Slow probing + udev + SIGKILL = trouble
Things started in November 2013, when Tetsuo Handa wrote a patch to make kthread_create(), a kernel function which creates and runs a kernel thread, killable (meaning that it will exit on a SIGKILL signal). Prior to this change, any process that was running in kthread_create() would be temporarily immune to SIGKILL; in particular, it would not respond if the out-of-memory (OOM) killer decided that it was in need of termination. While there is room for disagreement with the heuristics by which the OOM killer chooses victims, few developers believe that those victims, once chosen, should remain in the system for an arbitrary amount of time.
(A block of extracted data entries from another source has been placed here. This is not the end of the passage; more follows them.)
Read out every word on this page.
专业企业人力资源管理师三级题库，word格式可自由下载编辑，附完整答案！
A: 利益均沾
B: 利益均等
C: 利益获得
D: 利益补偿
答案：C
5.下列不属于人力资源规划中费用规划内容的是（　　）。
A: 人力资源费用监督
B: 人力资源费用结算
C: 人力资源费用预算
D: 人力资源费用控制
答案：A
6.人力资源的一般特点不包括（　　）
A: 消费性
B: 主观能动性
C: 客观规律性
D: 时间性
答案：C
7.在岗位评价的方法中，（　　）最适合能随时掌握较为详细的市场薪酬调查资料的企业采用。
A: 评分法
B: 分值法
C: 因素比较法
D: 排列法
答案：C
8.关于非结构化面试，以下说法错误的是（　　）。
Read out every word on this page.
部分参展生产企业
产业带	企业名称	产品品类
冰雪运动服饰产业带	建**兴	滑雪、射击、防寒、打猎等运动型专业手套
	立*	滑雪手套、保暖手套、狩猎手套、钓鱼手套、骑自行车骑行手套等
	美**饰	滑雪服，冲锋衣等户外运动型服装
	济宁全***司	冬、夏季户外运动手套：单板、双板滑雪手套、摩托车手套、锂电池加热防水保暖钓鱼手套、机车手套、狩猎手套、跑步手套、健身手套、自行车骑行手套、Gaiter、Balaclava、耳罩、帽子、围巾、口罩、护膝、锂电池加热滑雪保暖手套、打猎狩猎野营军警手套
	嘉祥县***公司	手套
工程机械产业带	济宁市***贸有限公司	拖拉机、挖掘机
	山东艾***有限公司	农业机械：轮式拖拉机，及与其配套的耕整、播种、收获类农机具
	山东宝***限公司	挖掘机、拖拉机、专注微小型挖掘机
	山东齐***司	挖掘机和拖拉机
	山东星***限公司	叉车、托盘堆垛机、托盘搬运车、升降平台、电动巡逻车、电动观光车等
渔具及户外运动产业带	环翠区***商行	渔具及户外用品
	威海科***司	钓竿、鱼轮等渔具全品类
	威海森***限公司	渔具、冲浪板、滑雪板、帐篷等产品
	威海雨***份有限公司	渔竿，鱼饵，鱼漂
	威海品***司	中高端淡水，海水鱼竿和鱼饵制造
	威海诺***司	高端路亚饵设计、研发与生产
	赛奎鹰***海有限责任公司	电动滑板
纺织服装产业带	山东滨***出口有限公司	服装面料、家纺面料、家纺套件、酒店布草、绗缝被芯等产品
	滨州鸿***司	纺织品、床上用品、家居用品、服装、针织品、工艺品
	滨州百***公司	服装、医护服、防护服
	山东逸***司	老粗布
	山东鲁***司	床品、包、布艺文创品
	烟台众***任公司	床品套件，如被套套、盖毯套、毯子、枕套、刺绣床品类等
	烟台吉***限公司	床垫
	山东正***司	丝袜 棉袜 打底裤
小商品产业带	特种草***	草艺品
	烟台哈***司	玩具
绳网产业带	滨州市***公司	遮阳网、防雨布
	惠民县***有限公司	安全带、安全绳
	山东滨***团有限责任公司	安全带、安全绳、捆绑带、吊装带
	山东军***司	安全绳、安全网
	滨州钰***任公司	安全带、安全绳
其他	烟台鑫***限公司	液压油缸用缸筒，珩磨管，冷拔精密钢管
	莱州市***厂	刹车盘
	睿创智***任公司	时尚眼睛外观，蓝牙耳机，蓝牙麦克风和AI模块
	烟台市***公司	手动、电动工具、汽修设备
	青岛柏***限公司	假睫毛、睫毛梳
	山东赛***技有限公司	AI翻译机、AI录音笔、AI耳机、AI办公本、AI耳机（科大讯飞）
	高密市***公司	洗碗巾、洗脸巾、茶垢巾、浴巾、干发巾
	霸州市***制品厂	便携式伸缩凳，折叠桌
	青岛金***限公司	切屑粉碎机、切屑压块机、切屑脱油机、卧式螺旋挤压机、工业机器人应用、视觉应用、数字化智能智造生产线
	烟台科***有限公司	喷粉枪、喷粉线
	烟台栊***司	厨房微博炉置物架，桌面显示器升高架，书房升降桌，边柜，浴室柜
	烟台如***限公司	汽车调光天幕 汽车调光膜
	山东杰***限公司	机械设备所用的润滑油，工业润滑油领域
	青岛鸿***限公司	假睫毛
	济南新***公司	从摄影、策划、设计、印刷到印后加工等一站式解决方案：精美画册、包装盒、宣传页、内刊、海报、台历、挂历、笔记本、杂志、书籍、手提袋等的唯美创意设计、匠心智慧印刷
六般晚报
With Tetsuo's change, a process that had caused the creation of a kernel thread would no longer be immune to the OOM killer's wrath.
Interestingly, this patch caused some systems to fail to boot. A number of storage-system drivers require kernel threads to complete the process of probing for storage arrays. This probing process can involve a fair amount of work, to the point that it can take a minute or so to run. But it seems that systemd-udev does not have unlimited patience; it starts a 30-second timer (reduced from three minutes last year) when loading a device module, and kills the loading process (with SIGKILL) should that timer expire. So the process trying to probe the storage array is killed, the array assembly fails, and the system does not boot. Prior to Tetsuo's change, the signal would have been ignored during the probing process; afterward, it became fatal. Other types of drivers, such as those that must go through a lengthy firmware-downloading exercise, can also be affected by this problem.
The resulting discussions were spread out across multiple lists and bug trackers and thus were somewhat hard to follow. Kernel developers seemed to be generally of the opinion that a hard-coded 30-second timeout in systemd-udev is not a good idea, and that the problem should be fixed there. The systemd developers believe that any module taking more than 30 seconds to load is simply buggy and should be fixed. Tetsuo suggested that kthread_create() could delay its exit for ten seconds on SIGKILL if that signal originates anywhere other than the OOM killer. None of these ideas have found a consensus or led to a solution to the problem.
Of course, there is the option of simply increasing the timeout in the configuration files, something that was done by the device mapper developers in response to a similar problem. But that approach strikes nobody as being particularly elegant.
There is one other way around this difficulty: device drivers could, at module load time, simply register themselves and do only the work that can be completed quickly. Any time-consuming work would be pushed off into a separate thread to run asynchronously, after module loading is done and systemd-udev has left the vicinity. This type of asynchronous initialization might also have the effect of improving boot times by allowing other work to happen while the slow probing work is being done.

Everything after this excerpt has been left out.